A commercial lunar rover, developed by the private Japanese company ispace in partnership with the United Arab Emirates, appears to have failed to achieve a soft lunar landing, and is presumed to have crashed on the moon’s surface. The mission’s apparent conclusion comes after four-month, 239,000 mile sojourn, and if successful, could have signaled a new era of lunar exploration.
“We have to assume that we could not complete the landing on the lunar surface,” ispace CEO Takeshi Hakamada said during the company’s livestream.

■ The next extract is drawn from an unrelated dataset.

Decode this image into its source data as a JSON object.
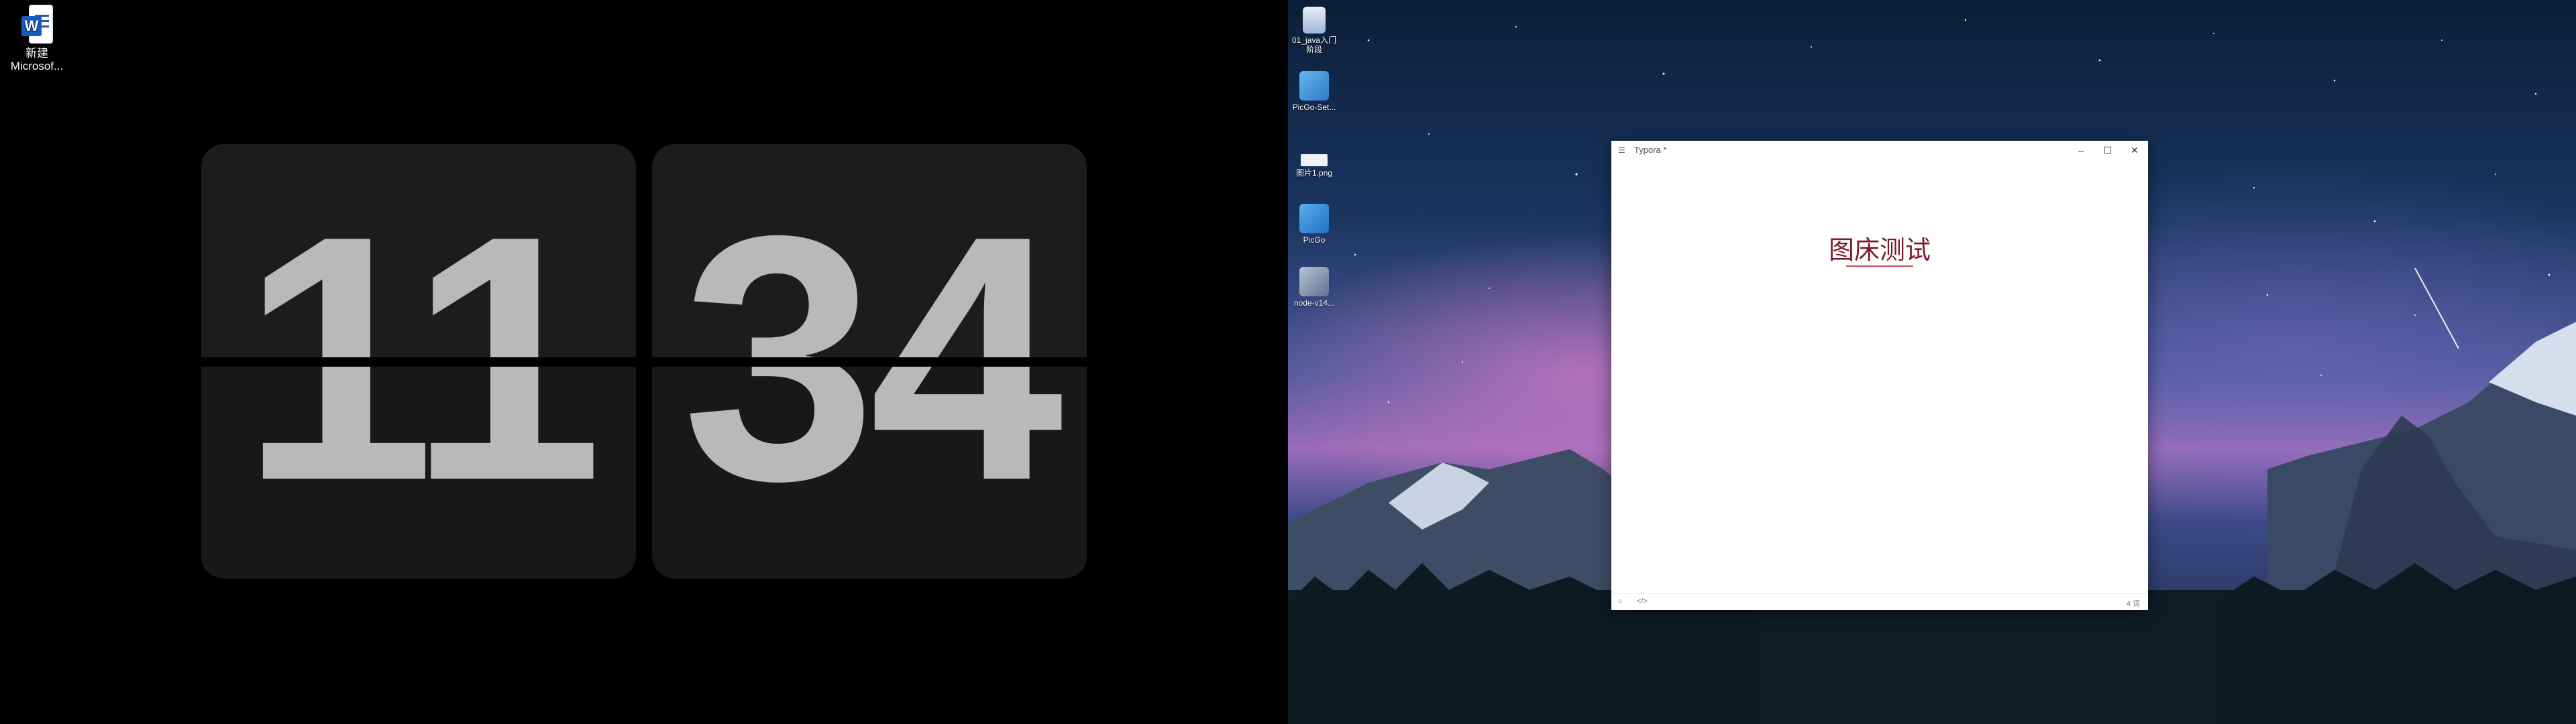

Launched aboard a SpaceX Falcon 9 rocket on December 11, ispace’s Hakuto-R lander attempted to make a soft landing (i.e. not crash) inside the Atlas Crater located on the southeastern edge of the moon’s Mare Frigoris, or the “Sea of Cold” just before 1pm EST. The ispace team failed to subsequently establish communication with the lander, and as of writing, remains unable to do so.
“Recognizing the possibility of an anomaly during the mission, the results will be weighed and evaluated against the criteria and incorporated into future missions already in development between now and 2025,” the company said in an announcement shortly following its December 11 launch aboard the SpaceX Falcon 9.

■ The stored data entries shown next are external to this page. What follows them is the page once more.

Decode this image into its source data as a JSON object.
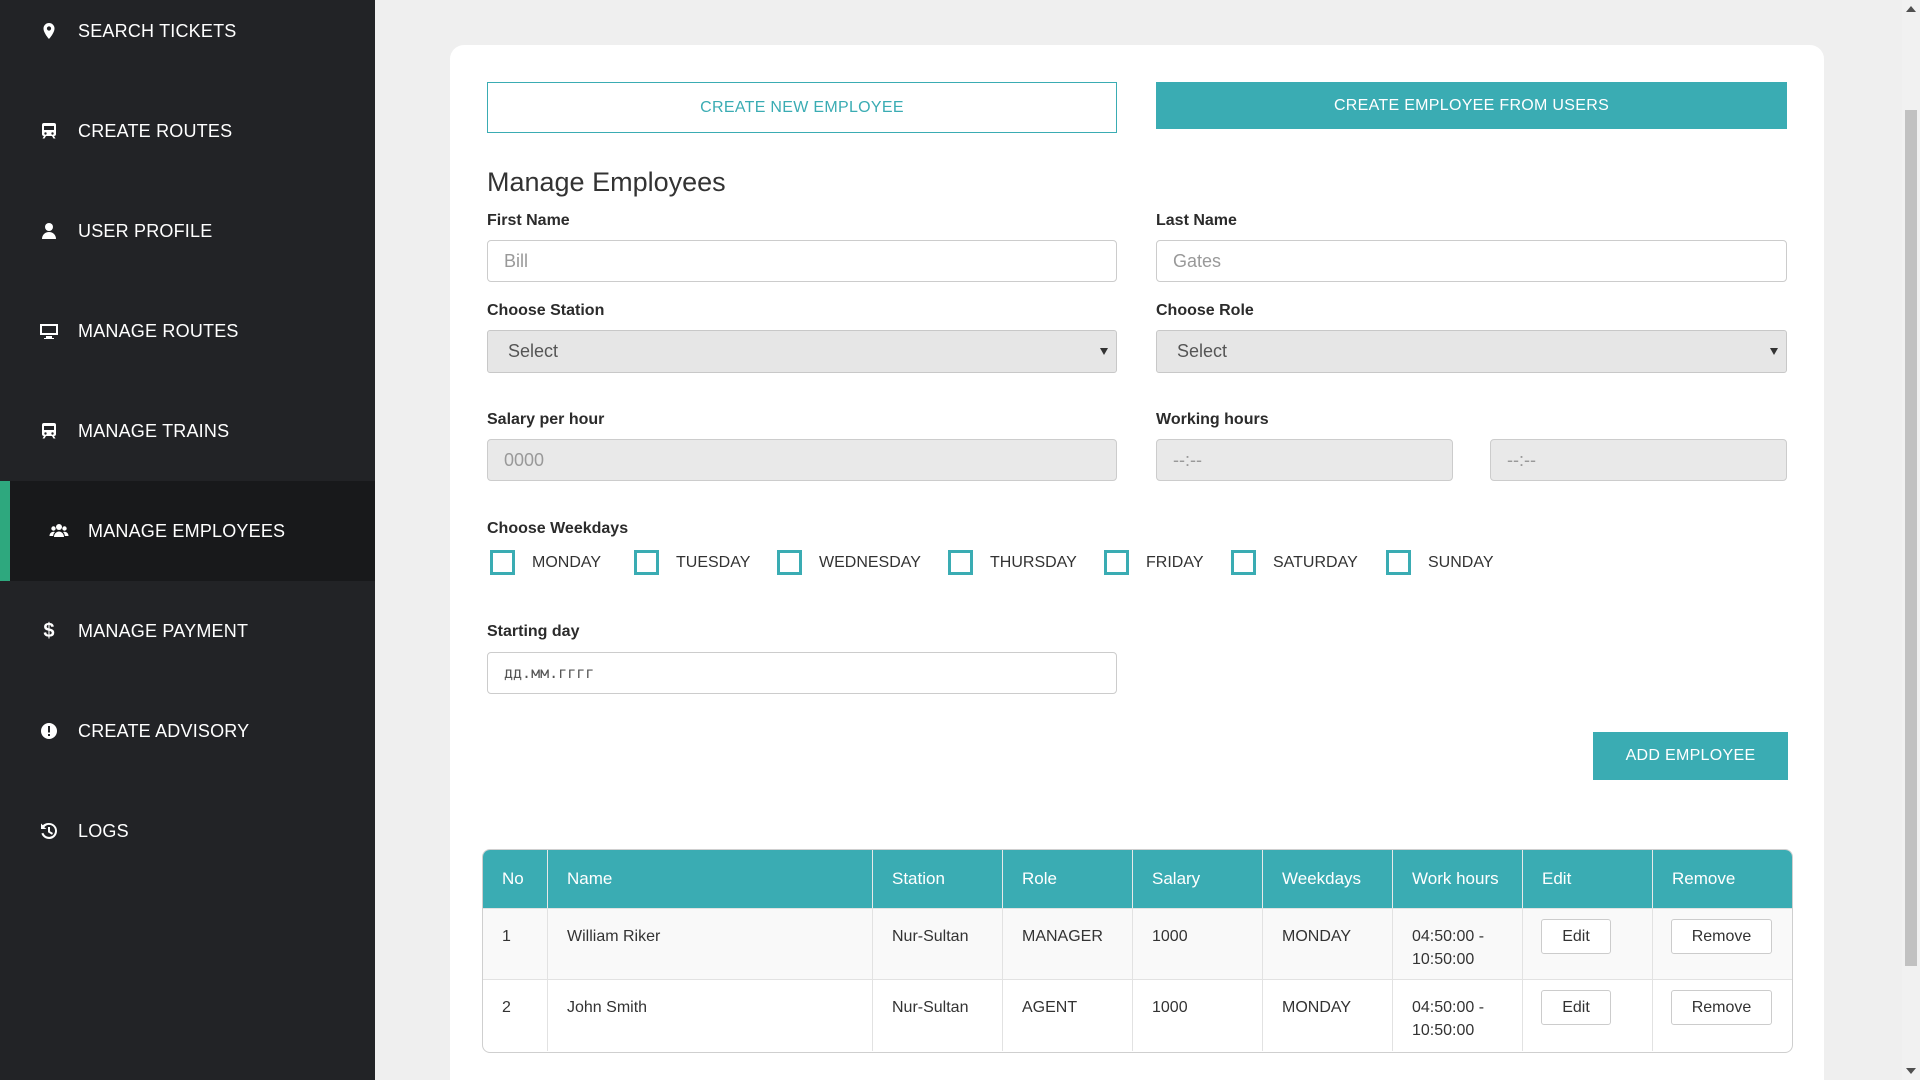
{
  "sidebar": {
    "items": [
      {
        "label": "SEARCH TICKETS",
        "icon": "map-pin-icon"
      },
      {
        "label": "CREATE ROUTES",
        "icon": "train-icon"
      },
      {
        "label": "USER PROFILE",
        "icon": "user-icon"
      },
      {
        "label": "MANAGE ROUTES",
        "icon": "monitor-icon"
      },
      {
        "label": "MANAGE TRAINS",
        "icon": "train-icon"
      },
      {
        "label": "MANAGE EMPLOYEES",
        "icon": "users-icon",
        "active": true
      },
      {
        "label": "MANAGE PAYMENT",
        "icon": "dollar-icon"
      },
      {
        "label": "CREATE ADVISORY",
        "icon": "exclamation-circle-icon"
      },
      {
        "label": "LOGS",
        "icon": "history-icon"
      }
    ],
    "accent_color": "#2ea87e"
  },
  "actions": {
    "create_new": "CREATE NEW EMPLOYEE",
    "create_from_users": "CREATE EMPLOYEE FROM USERS"
  },
  "form": {
    "title": "Manage Employees",
    "first_name_label": "First Name",
    "first_name_placeholder": "Bill",
    "last_name_label": "Last Name",
    "last_name_placeholder": "Gates",
    "station_label": "Choose Station",
    "station_value": "Select",
    "role_label": "Choose Role",
    "role_value": "Select",
    "salary_label": "Salary per hour",
    "salary_placeholder": "0000",
    "hours_label": "Working hours",
    "hours_from": "--:--",
    "hours_to": "--:--",
    "weekdays_label": "Choose Weekdays",
    "weekdays": [
      "MONDAY",
      "TUESDAY",
      "WEDNESDAY",
      "THURSDAY",
      "FRIDAY",
      "SATURDAY",
      "SUNDAY"
    ],
    "start_label": "Starting day",
    "start_placeholder": "дд.мм.гггг",
    "add_button": "ADD EMPLOYEE"
  },
  "table": {
    "headers": [
      "No",
      "Name",
      "Station",
      "Role",
      "Salary",
      "Weekdays",
      "Work hours",
      "Edit",
      "Remove"
    ],
    "rows": [
      {
        "no": "1",
        "name": "William Riker",
        "station": "Nur-Sultan",
        "role": "MANAGER",
        "salary": "1000",
        "weekdays": "MONDAY",
        "hours": "04:50:00 -",
        "hours2": "10:50:00",
        "edit": "Edit",
        "remove": "Remove"
      },
      {
        "no": "2",
        "name": "John Smith",
        "station": "Nur-Sultan",
        "role": "AGENT",
        "salary": "1000",
        "weekdays": "MONDAY",
        "hours": "04:50:00 -",
        "hours2": "10:50:00",
        "edit": "Edit",
        "remove": "Remove"
      }
    ]
  },
  "colors": {
    "primary": "#3aacb3",
    "sidebar_bg": "#222326"
  }
}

Had it been a success, the UAE’s 22-pound Rashid rover would have deployed for a 14-day lunar daytime survey of the area. According to the European Space Agency—which aided in designing the rover’s wheels, and will provide lander communications for ispace—the rover would have documented its trip via two high resolution cameras alongside both a microscopic and thermal imaging camera. Rashid also boasted a “Langmuir probe” intended to “sample the plasma environment prevailing just above the lunar surface,” per the ESA.
As CNN notes, only the US, China, and the former Soviet Union have ever successfully pulled off a controlled moon landing. America still remains the only nation to place humans on the moon’s surface. In 2019, the Israeli private space company SpaceIL attempted what would have been the first commercial moon soft landing with its Beresheet robotic lander. Beresheet’s engine failed during its descent approximately four miles above the lunar surface.
The hoped-for success of ispace’s Hakuto-R could have presented literal and figurative uncharted territory for both Earthbound nations and their moon. Alongside NASA astronauts’ impending return via the Artemis program ahead of hopes for a permanent lunar base, many space law experts are rushing to establish a new set of regulations to protect the lunar environment, as well as historic spaces like the Apollo 11 landing site.